Embracing and loving these unchangeable flaws and failures simply means you accept them. You stop struggling and begin to view them as an essential connection to the rest of humanity.

With acceptance, you strengthen your character and improve your emotional maturity. This gives you the peace of mind to focus on your strengths, improve what you can, and fully enjoy the many blessings life does afford you.

Have you ever noticed how comforting and reassuring it is to be around someone who has embraced their flaws and failures — someone who is real about these things but doesn’t let them dominate their lives? You’ve probably seen extreme examples of this with people who have a severe disability or have had a very public embarrassment but are living with joy and self-confidence.

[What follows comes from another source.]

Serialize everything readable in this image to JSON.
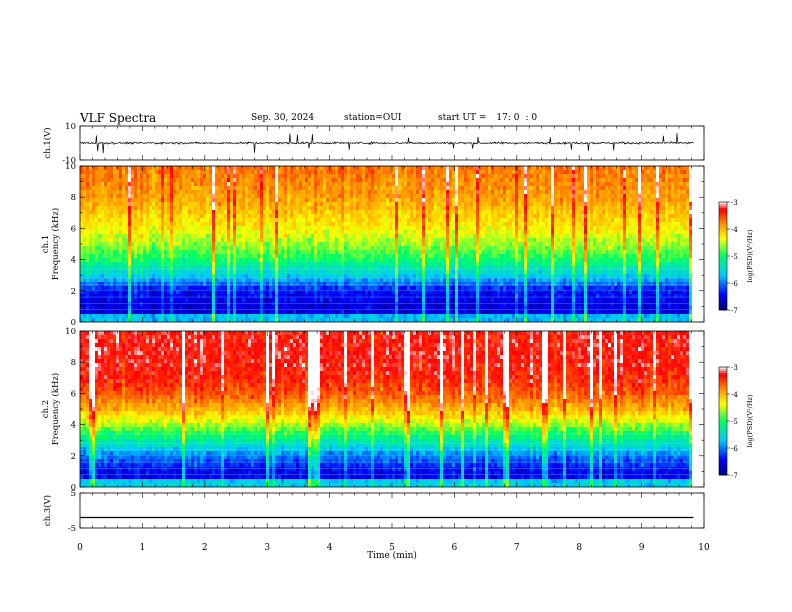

It is comforting to know that everyone is flawed and has failed. There will be those who appear to have more flaws and failures and those who have less. But the only thing that really matters is how YOU choose to manage your own.

You can continue to struggle against them, simmer in negativity and bad feelings, and live with low self-esteem.

Or you can have the serenity of accepting (and even loving) those things you cannot change, the courage to change the things you can, and the wisdom to know the difference.

When you are willing to shift your negative thoughts about your flaws to and experience a sense of peace and contentment that permeates your entire life.